Romance and Adventure in Tudor Times

by Mo Conlan

Pub Date: April 4th, 2023
ISBN: 978-1639888009
Publisher: Atmosphere Press

Tudor-era sweethearts gather a crew of “Holy Pirates” to push back on tax corruption and retrieve stolen monastery treasures in Conlan’s romantic historical adventure novel.

Morwenna Goodwin, who’s 19 and “now of wife age,” receives courtship gifts from her childhood pal Henry Truelove, the 20-year-old son of a family wealthier than hers, residing in Truelove Manor near her family’s small freehold farm. Morwenna puts the gifts—which begin with a partridge in a pear tree and proceed as in the anachronistic song “The Twelve Days of Christmas”—to practical use. She uses some of the bounty to hire former monk Tom to teach her how to write and learn about equitable marriage contracts. Henry, who’s been away at court, returns home after learning that his father is facing ruinous taxes; he brings eight milkmaids along with him. Daisy, one of them, becomes a servant in nearby Blount Hall, helping to expose and resolve the misdeeds of the tax collector and his oafish son. Blount servant James, a former monastery student, shows Tom a bejeweled holy book given to him for safekeeping after monasteries were disbanded under Tudor rule. A former abbot also arises, having stashed a cache of books and other stolen treasure in the area. All’s well by novel’s end thanks to a festival play created by the town’s wealthy sisters that results in several marriages and an opportunity for the main couple and their band of “Holy Pirates” to spirit away the books to a protected new home.

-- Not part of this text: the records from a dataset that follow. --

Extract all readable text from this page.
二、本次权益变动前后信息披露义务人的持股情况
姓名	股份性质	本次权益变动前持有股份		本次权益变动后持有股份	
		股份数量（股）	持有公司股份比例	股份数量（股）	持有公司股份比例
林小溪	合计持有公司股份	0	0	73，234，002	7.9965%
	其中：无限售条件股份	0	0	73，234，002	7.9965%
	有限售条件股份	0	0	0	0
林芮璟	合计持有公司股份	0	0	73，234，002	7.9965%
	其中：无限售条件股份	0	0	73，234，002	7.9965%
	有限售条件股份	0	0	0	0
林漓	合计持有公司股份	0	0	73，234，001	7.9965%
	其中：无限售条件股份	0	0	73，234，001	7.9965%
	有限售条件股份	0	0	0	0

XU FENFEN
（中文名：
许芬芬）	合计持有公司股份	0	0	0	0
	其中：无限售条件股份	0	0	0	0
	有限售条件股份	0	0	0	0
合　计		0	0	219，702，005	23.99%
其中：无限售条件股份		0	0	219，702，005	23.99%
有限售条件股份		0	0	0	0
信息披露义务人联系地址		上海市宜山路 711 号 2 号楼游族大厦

In this amusing, action-packed tale, Conlan effectively combines the loving parody of William Goldman’s classic The Princess Bride (1973) with the feminism of Karen Cushman’s Catherine, Called Birdy (1994). It encompasses a colorful cavalcade of characters, who also include an actual ex-pirate; a formerly enslaved sailor; and displaced nuns, one of whom was once a pirate hostage. Many of these characters get to express snarky social criticism during their adventures, including Tom, who notes that church officials are “sneaky and venomous as snakes, and ever changing what be true and what heresy.”

An exuberant fairy-tale homage with sly commentary about gender, class, church, and state.